If you are a child of the Reagan Administration, like myself, you might have participated in Drug Abuse Resistance Education (D.A.R.E.) classes. A police officer came to my fourth grade classroom and told us about the drugs we were supposed to refuse. I remember raising my hand, sharing my belief that morphine was actually good, having eased my pain after rods were surgically placed in my spine and the hospital physical therapist ruptured both of my Achilles tendons. Needless to say, the D.A.R.E. officer and I did not get along. Nor do I get along well with individuals promoting the battle of our so-called opioid “crisis.”
No one imagined I would survive 25 years after my back surgery; the rods were never designed to last that long. My osteoporotic bones have deteriorated such that several orthopedists have declined operating further. (For an orthopedist, that’s really saying something!) Multiple other doctors, from pulmonologists to physiatrists, agree the only medical option to treat my chronic pain is narcotics. When the pain began interfering with my ability to focus on my work, I began taking opioids.
“You are the outlier,” people frequently interject. “Opioids are fine for people with chronic pain or on a short-term basis to treat acute pain. It’s fine if you take opioids. But they are overprescribed and being abused by too many people. We have to do something about that.” Why, then, is getting increasingly difficult for me to get my prescriptions filled?
Just last weekend, Medicaid denied coverage of a 30-day supply of an opioid I’ve taken every day for more than a year. The rules have changed again, such that I must seek prior authorization for each and every narcotic prescription supplying more than seven days of pills. The pharmacy tech explained this change on a Friday night, after I had run out of pills (because the pharmacy will not fill a new prescription until the previous one is exhausted). The previous month, I had difficulty getting my medication because my pharmacy has a reduced its stock of the opioids I take. My doctor’s office had to call several pharmacies, attempting to find one in my network that stocked my medicine.
The situation is frustrating and scary. I’m again at the point where my pain is distracting me from my work, not because I’m experiencing physical pain but because I’m on the phone with my doctor’s office or preoccupied by the terrifying possibility that my insurance companies will stall the prior authorization process. National and state policies to crack down on those abusing the drugs have undoubtedly affected me in a negative manner.
Recently, my state legislators conducted a town hall meeting to discuss opioids. I shared my concern that, without access to necessary pain medication, people with cancer and other sources of severe, chronic pain may see suicide as their only option for relief.

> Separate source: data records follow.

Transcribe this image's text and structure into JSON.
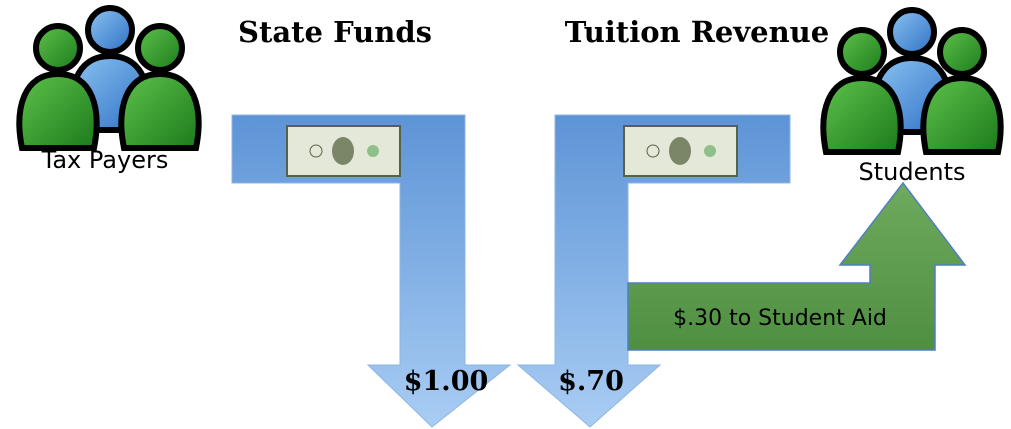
{
  "groups": [
    {
      "label": "Tax Payers"
    },
    {
      "label": "Students"
    }
  ],
  "flows": [
    {
      "title": "State Funds",
      "amount": "$1.00"
    },
    {
      "title": "Tuition Revenue",
      "amount": "$.70"
    }
  ],
  "aid": {
    "label": "$.30 to Student Aid"
  }
}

Exasperatingly, the legislators had no response, aside from attempting to assure me they understood my perspective. If that were true, they would not attempt to legislate the practice of medicine, a method of action that has actually been proven to be unsuccessful in limiting illicit access to opioids.
As you pursue your disability activism, dear readers, please remember those of us with chronic pain. As you fight for physical access to opioid treatment programs and expanded insurance access, maintain the fight for basic access to opioids for those of us who need them to continue living productive lives. Although chronic pain may be an invisible disability, but for an occasional cringe or shudder, it be made perceptible to lawmakers.